Seema closes her eyes and lets Leigh’s clasp and Tahera’s voice—still continuing her reassuring commentary—carry her away from the room, beyond the rain pattering against the windowpanes.
Unexpectedly, she is recalled to the room by another voice that once had a similar calming effect on her. He’d spoken just one word to her last night, after more than fifteen years of silence, and yet he sounds so clearly in her mind. Momentarily, it’s her father’s voice in the room lulling her with explanations and assurances, his grasp carrying her to safety.
52
Finally, here I am, a glow on the monitor. The sonologist is using the latest imaging technology to peer into the darkness of my mother’s womb.

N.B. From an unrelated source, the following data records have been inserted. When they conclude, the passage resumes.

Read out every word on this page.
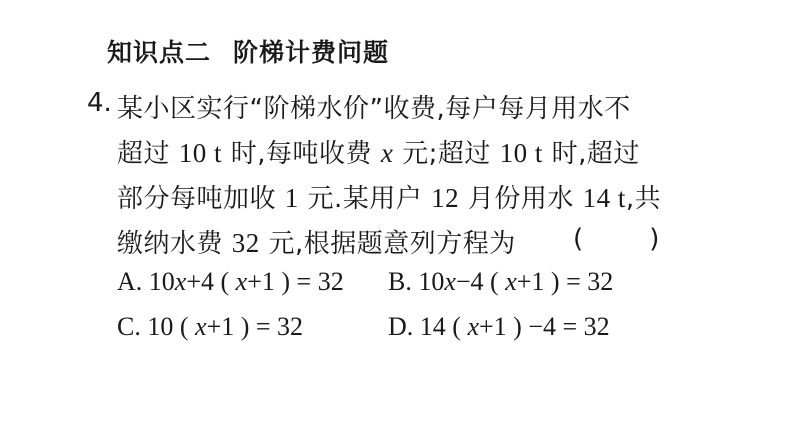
知识点二 阶梯计费问题
4. 某小区实行“阶梯水价”收费,每户每月用水不
超过 10 t 时,每吨收费 x 元;超过 10 t 时,超过
部分每吨加收 1 元.某用户 12 月份用水 14 t,共
缴纳水费 32 元,根据题意列方程为 (        )
A. 10x+4 ( x+1 ) = 32 B. 10x−4 ( x+1 ) = 32
C. 10 ( x+1 ) = 32	D. 14 ( x+1 ) −4 = 32
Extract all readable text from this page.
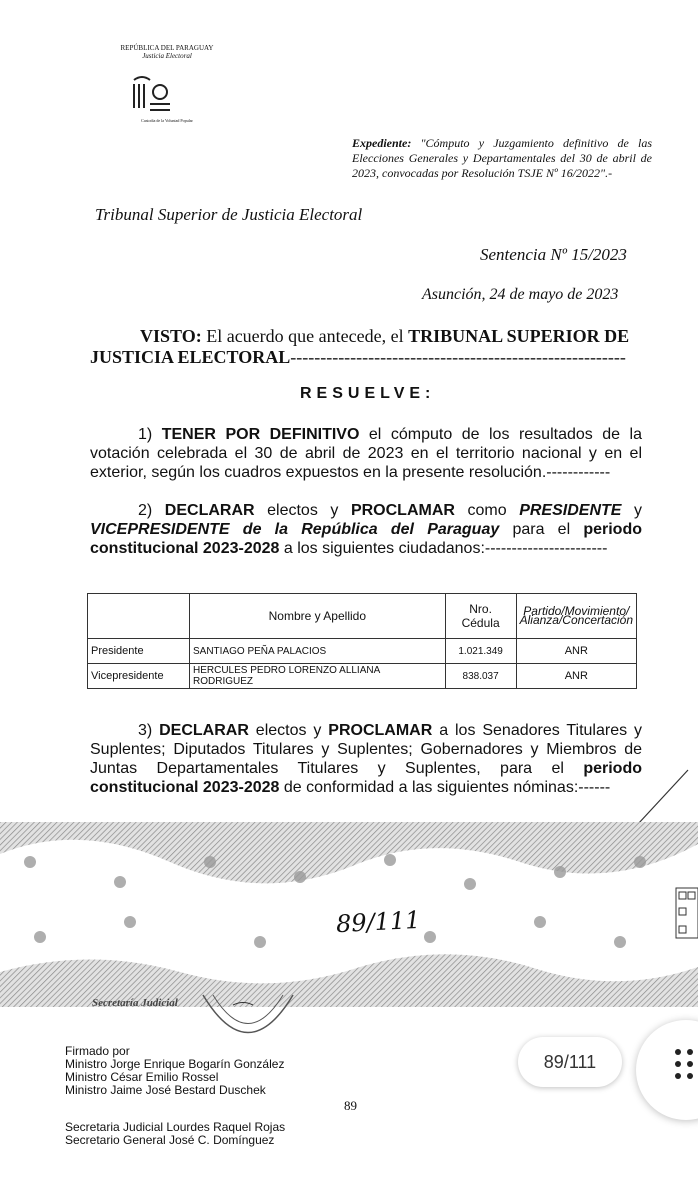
REPÚBLICA DEL PARAGUAY
Justicia Electoral
Custodia de la Voluntad Popular
Expediente: "Cómputo y Juzgamiento definitivo de las Elecciones Generales y Departamentales del 30 de abril de 2023, convocadas por Resolución TSJE Nº 16/2022".-
Tribunal Superior de Justicia Electoral
Sentencia Nº 15/2023
Asunción, 24 de mayo de 2023
VISTO: El acuerdo que antecede, el TRIBUNAL SUPERIOR DE JUSTICIA ELECTORAL--------------------------------------------------------
RESUELVE:
1) TENER POR DEFINITIVO el cómputo de los resultados de la votación celebrada el 30 de abril de 2023 en el territorio nacional y en el exterior, según los cuadros expuestos en la presente resolución.------------
2) DECLARAR electos y PROCLAMAR como PRESIDENTE y VICEPRESIDENTE de la República del Paraguay para el periodo constitucional 2023-2028 a los siguientes ciudadanos:-----------------------
	Nombre y Apellido	Nro. Cédula	Partido/Movimiento/ Alianza/Concertación
Presidente	SANTIAGO PEÑA PALACIOS	1.021.349	ANR
Vicepresidente	HERCULES PEDRO LORENZO ALLIANA RODRIGUEZ	838.037	ANR
3) DECLARAR electos y PROCLAMAR a los Senadores Titulares y Suplentes; Diputados Titulares y Suplentes; Gobernadores y Miembros de Juntas Departamentales Titulares y Suplentes, para el periodo constitucional 2023-2028 de conformidad a las siguientes nóminas:------
89/111
Secretaría Judicial
Firmado por
Ministro Jorge Enrique Bogarín González
Ministro César Emilio Rossel
Ministro Jaime José Bestard Duschek
89
Secretaria Judicial Lourdes Raquel Rojas
Secretario General José C. Domínguez
89/111
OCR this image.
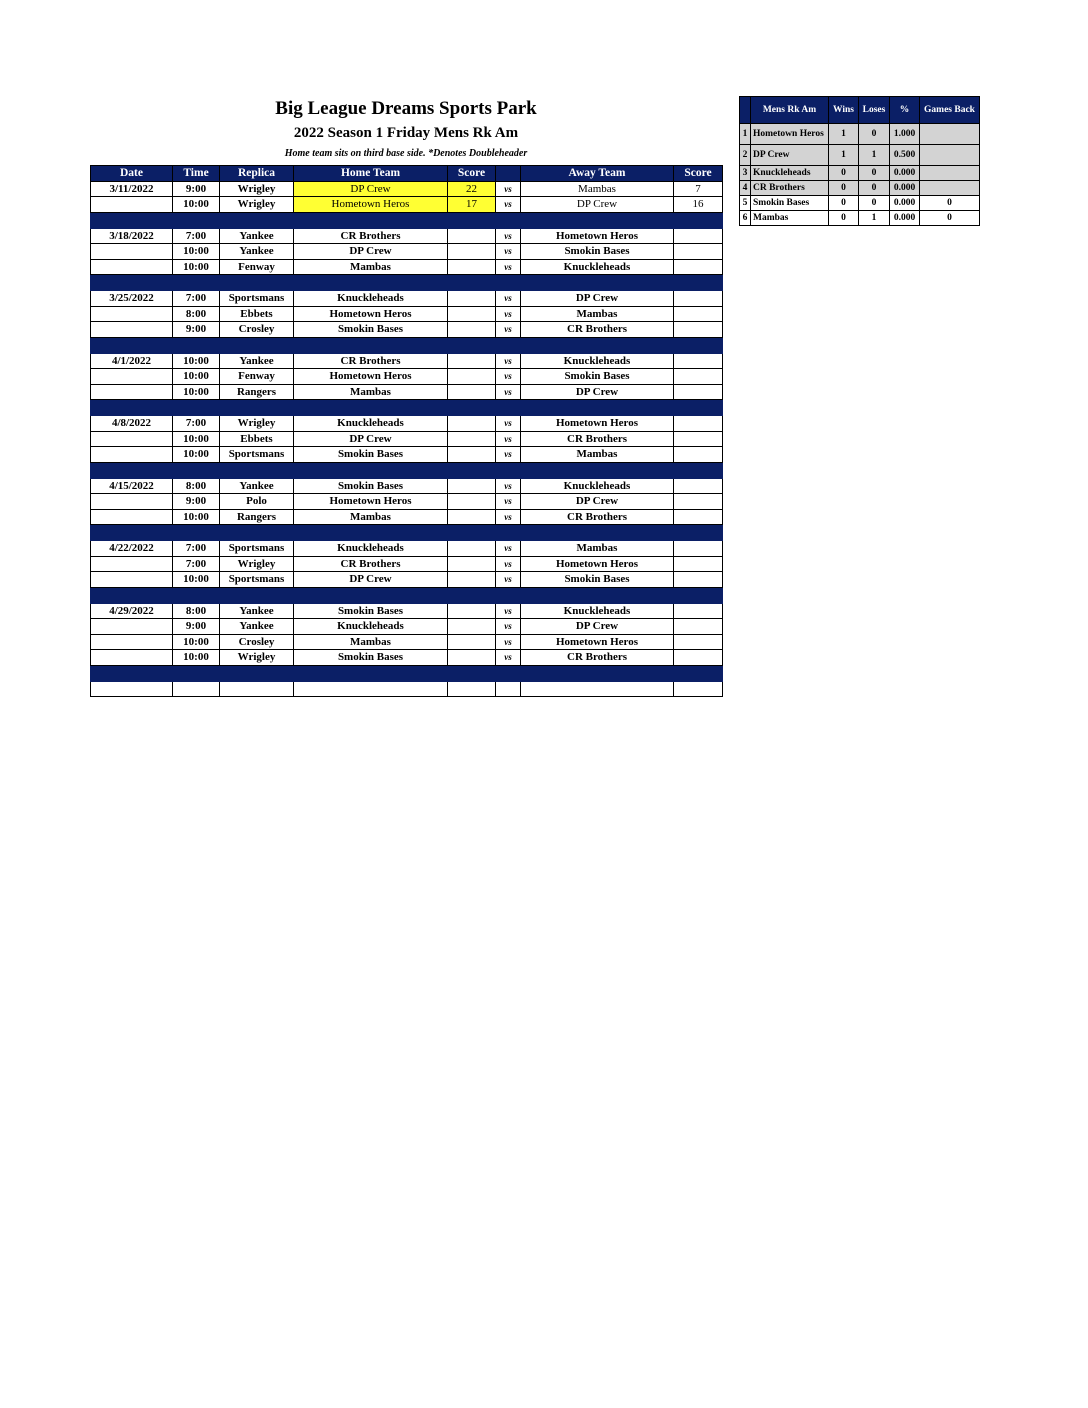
Big League Dreams Sports Park
2022 Season 1 Friday Mens Rk Am
Home team sits on third base side. *Denotes Doubleheader
Date	Time	Replica	Home Team	Score		Away Team	Score
3/11/2022	9:00	Wrigley	DP Crew	22	vs	Mambas	7
	10:00	Wrigley	Hometown Heros	17	vs	DP Crew	16

3/18/2022	7:00	Yankee	CR Brothers		vs	Hometown Heros	
	10:00	Yankee	DP Crew		vs	Smokin Bases	
	10:00	Fenway	Mambas		vs	Knuckleheads	

3/25/2022	7:00	Sportsmans	Knuckleheads		vs	DP Crew	
	8:00	Ebbets	Hometown Heros		vs	Mambas	
	9:00	Crosley	Smokin Bases		vs	CR Brothers	

4/1/2022	10:00	Yankee	CR Brothers		vs	Knuckleheads	
	10:00	Fenway	Hometown Heros		vs	Smokin Bases	
	10:00	Rangers	Mambas		vs	DP Crew	

4/8/2022	7:00	Wrigley	Knuckleheads		vs	Hometown Heros	
	10:00	Ebbets	DP Crew		vs	CR Brothers	
	10:00	Sportsmans	Smokin Bases		vs	Mambas	

4/15/2022	8:00	Yankee	Smokin Bases		vs	Knuckleheads	
	9:00	Polo	Hometown Heros		vs	DP Crew	
	10:00	Rangers	Mambas		vs	CR Brothers	

4/22/2022	7:00	Sportsmans	Knuckleheads		vs	Mambas	
	7:00	Wrigley	CR Brothers		vs	Hometown Heros	
	10:00	Sportsmans	DP Crew		vs	Smokin Bases	

4/29/2022	8:00	Yankee	Smokin Bases		vs	Knuckleheads	
	9:00	Yankee	Knuckleheads		vs	DP Crew	
	10:00	Crosley	Mambas		vs	Hometown Heros	
	10:00	Wrigley	Smokin Bases		vs	CR Brothers	

	Mens Rk Am	Wins	Loses	%	Games Back
1	Hometown Heros	1	0	1.000	
2	DP Crew	1	1	0.500	
3	Knuckleheads	0	0	0.000	
4	CR Brothers	0	0	0.000	
5	Smokin Bases	0	0	0.000	0
6	Mambas	0	1	0.000	0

Various parts of me flicker on the screen as he moves the probe, sepia-toned close-ups that you, Grandmother, never thought possible.
Here is the umbilical cord snaking across the screen. And those are my fingers, and the curve of my bottom, and my distended belly. The protuberance there is my penis and the empty bag of my scrotum—Dr. Connelly clarifies that my testicles could take up to a year after birth to descend. And here’s my foot with my tiny flexed toes.
Even though you cannot see my face—my head has already descended into my mother’s cervix—you’re enchanted, your visions already excited by these odds and ends of me. You clutch Fiaz’s hand, for he’s closest to you, and lean against him, for the moment portals to some future that is haloed and more lovely, your faith in the persistent regeneration of life reinforced.
But at the very moment when you’re gazing with tenderness at me, you become aware of everyone gathered around, and rue: there are two people missing, two fathers. Your husband and Bill should have been here. What kind of world would deprive two children of their fathers while they are still alive?